Single-cell RNA sequencing allows an investigator to measure the messenger RNA expression level of every gene in every cell, and it has already enabled critical insights into embryonic development, cancer and neural diversity, according to Christina Kendziorski, professor in the Department of Biostatistics and Medical Informatics.

But a major challenge with single-cell RNA sequencing is that the technology introduces technical changes. For many types of analyses, if these changes are not taken into consideration, biological signals are obscured and may be distorted, she said.

In 2016, Kendziorski and her graduate student, Rhonda Bacher, first discovered this phenomenon while analyzing H1 stem cells with Li-Fang Chu and other collaborators in the lab of James Thomson at the Morgridge Institute for Research in Madison.

They noticed thousands of changes in gene expression from cell to cell.

“Hundreds of genes that were not supposed to be changing were changing,” Kendziorski said

To identify the problem, her team took two sets of cell samples that were identical except for the number of gene-expression sequences sampled from each cell. One set contained a large number of sequences, and the other set was sampled far less.

She expected to see 20 to 50 variations appearing between the two groups due to random chance, she said, but her research team was finding as many as 2,000 variations.
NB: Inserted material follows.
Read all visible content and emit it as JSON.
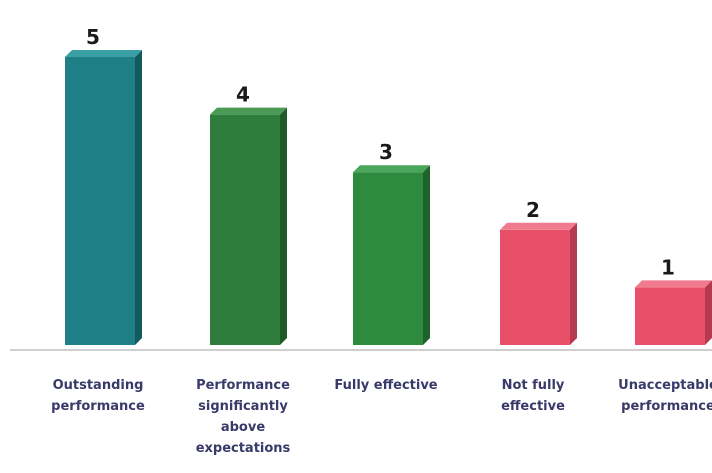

They discovered that the data were not being properly normalized, using standard approaches, to adjust for the amount of sequences sampled.

To address this, her team created an algorithm called SCnorm. The equation makes it easier to properly normalize single-cell RNA-sequenced data, which will help to ensure that downstream analyses are accurate.

The creation of SCnorm was recently published in the journal Nature Methods.